A leftist climate legal strategy can also look to the rest of the world for strategies, especially at a time when the US legal system is fossil law’s foremost bastion. In 2008, Ecuador became the first country to recognize the rights of nature in its constitution, an experiment rooted in indigenous and Afro-Ecuadorian social movements; a similar process has been underway in Bolivia since 2012. Late last year, Ecuador’s Constitutional Court prevented the government from leasing mining rights in the Los Cedros protected forest, finding that such concessions would violate the rights of the reserve’s biodiverse ecosystem.
Of course, these efforts are not without their limitations and contradictions: the Ecuadorian and Bolivian environmental regimes, for example, have drawn criticism for violations of indigenous sovereignty, and the Rights of Nature movement has yet to prove its practical efficacy or to resolve questions about its reliance on a rights-based theory of change. But the unsettled nature of the project is no cause for abandoning the field. There is a rich tradition of socialist legal theory and practice. The key for leftists is to avoid the twin temptations of legal liberalism (according to which the law leads the way to justice) and dogmatic anti-legalism (which rejects all legal advocacy as accommodationist).

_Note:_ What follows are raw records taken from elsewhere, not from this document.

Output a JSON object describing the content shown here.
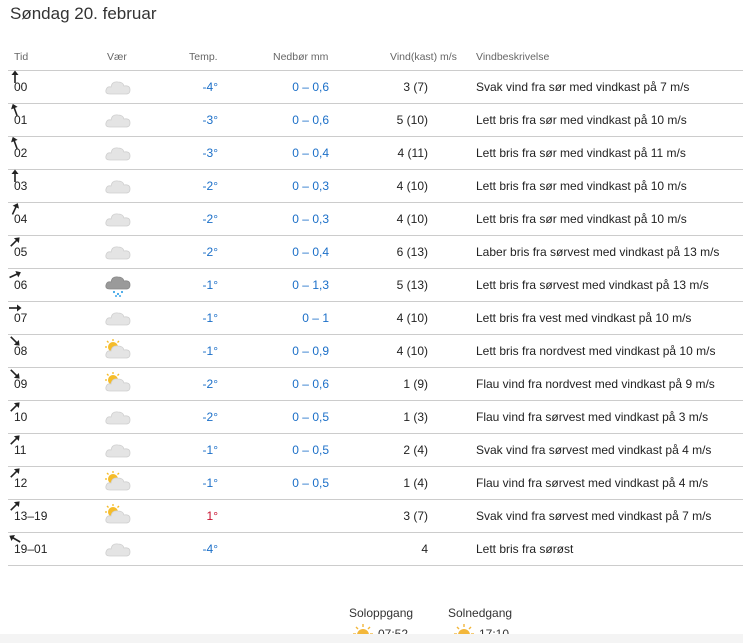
{
  "title": "Søndag 20. februar",
  "headers": {
    "tid": "Tid",
    "vaer": "Vær",
    "temp": "Temp.",
    "nedbor": "Nedbør mm",
    "vind": "Vind(kast) m/s",
    "beskrivelse": "Vindbeskrivelse"
  },
  "rows": [
    {
      "tid": "00",
      "icon": "cloud",
      "temp": "-4°",
      "nedbor": "0 – 0,6",
      "vind": "3 (7)",
      "dir": "north",
      "desc": "Svak vind fra sør med vindkast på 7 m/s"
    },
    {
      "tid": "01",
      "icon": "cloud",
      "temp": "-3°",
      "nedbor": "0 – 0,6",
      "vind": "5 (10)",
      "dir": "north-northwest",
      "desc": "Lett bris fra sør med vindkast på 10 m/s"
    },
    {
      "tid": "02",
      "icon": "cloud",
      "temp": "-3°",
      "nedbor": "0 – 0,4",
      "vind": "4 (11)",
      "dir": "north-northwest",
      "desc": "Lett bris fra sør med vindkast på 11 m/s"
    },
    {
      "tid": "03",
      "icon": "cloud",
      "temp": "-2°",
      "nedbor": "0 – 0,3",
      "vind": "4 (10)",
      "dir": "north",
      "desc": "Lett bris fra sør med vindkast på 10 m/s"
    },
    {
      "tid": "04",
      "icon": "cloud",
      "temp": "-2°",
      "nedbor": "0 – 0,3",
      "vind": "4 (10)",
      "dir": "north-northeast",
      "desc": "Lett bris fra sør med vindkast på 10 m/s"
    },
    {
      "tid": "05",
      "icon": "cloud",
      "temp": "-2°",
      "nedbor": "0 – 0,4",
      "vind": "6 (13)",
      "dir": "northeast",
      "desc": "Laber bris fra sørvest med vindkast på 13 m/s"
    },
    {
      "tid": "06",
      "icon": "snow-cloud",
      "temp": "-1°",
      "nedbor": "0 – 1,3",
      "vind": "5 (13)",
      "dir": "east-northeast",
      "desc": "Lett bris fra sørvest med vindkast på 13 m/s"
    },
    {
      "tid": "07",
      "icon": "cloud",
      "temp": "-1°",
      "nedbor": "0 – 1",
      "vind": "4 (10)",
      "dir": "east",
      "desc": "Lett bris fra vest med vindkast på 10 m/s"
    },
    {
      "tid": "08",
      "icon": "partly-cloudy",
      "temp": "-1°",
      "nedbor": "0 – 0,9",
      "vind": "4 (10)",
      "dir": "southeast",
      "desc": "Lett bris fra nordvest med vindkast på 10 m/s"
    },
    {
      "tid": "09",
      "icon": "partly-cloudy",
      "temp": "-2°",
      "nedbor": "0 – 0,6",
      "vind": "1 (9)",
      "dir": "southeast",
      "desc": "Flau vind fra nordvest med vindkast på 9 m/s"
    },
    {
      "tid": "10",
      "icon": "cloud",
      "temp": "-2°",
      "nedbor": "0 – 0,5",
      "vind": "1 (3)",
      "dir": "northeast",
      "desc": "Flau vind fra sørvest med vindkast på 3 m/s"
    },
    {
      "tid": "11",
      "icon": "cloud",
      "temp": "-1°",
      "nedbor": "0 – 0,5",
      "vind": "2 (4)",
      "dir": "northeast",
      "desc": "Svak vind fra sørvest med vindkast på 4 m/s"
    },
    {
      "tid": "12",
      "icon": "partly-cloudy",
      "temp": "-1°",
      "nedbor": "0 – 0,5",
      "vind": "1 (4)",
      "dir": "northeast",
      "desc": "Flau vind fra sørvest med vindkast på 4 m/s"
    },
    {
      "tid": "13–19",
      "icon": "partly-cloudy",
      "temp": "1°",
      "nedbor": "",
      "vind": "3 (7)",
      "dir": "northeast",
      "desc": "Svak vind fra sørvest med vindkast på 7 m/s"
    },
    {
      "tid": "19–01",
      "icon": "cloud",
      "temp": "-4°",
      "nedbor": "",
      "vind": "4",
      "dir": "northwest",
      "desc": "Lett bris fra sørøst"
    }
  ],
  "sun": {
    "rise_label": "Soloppgang",
    "rise_time": "07:52",
    "set_label": "Solnedgang",
    "set_time": "17:10"
  },
  "colors": {
    "cold": "#1b6fc8",
    "warm": "#c8102e",
    "precip": "#1b6fc8"
  }
}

Fighting inside and outside judicial institutions — aggressively arguing for new rights and entitlements in court and directly confronting the fossil fuel industry in the streets — is our best chance to overturn fossil law. And it can be part of a larger effort to challenge the legitimacy of the US legal system in light of the Supreme Court’s increasingly aggressive attacks on democracy, economic justice, and reproductive rights. Break the law, remake the law, and take the law back — only then can we draft the future that we deserve.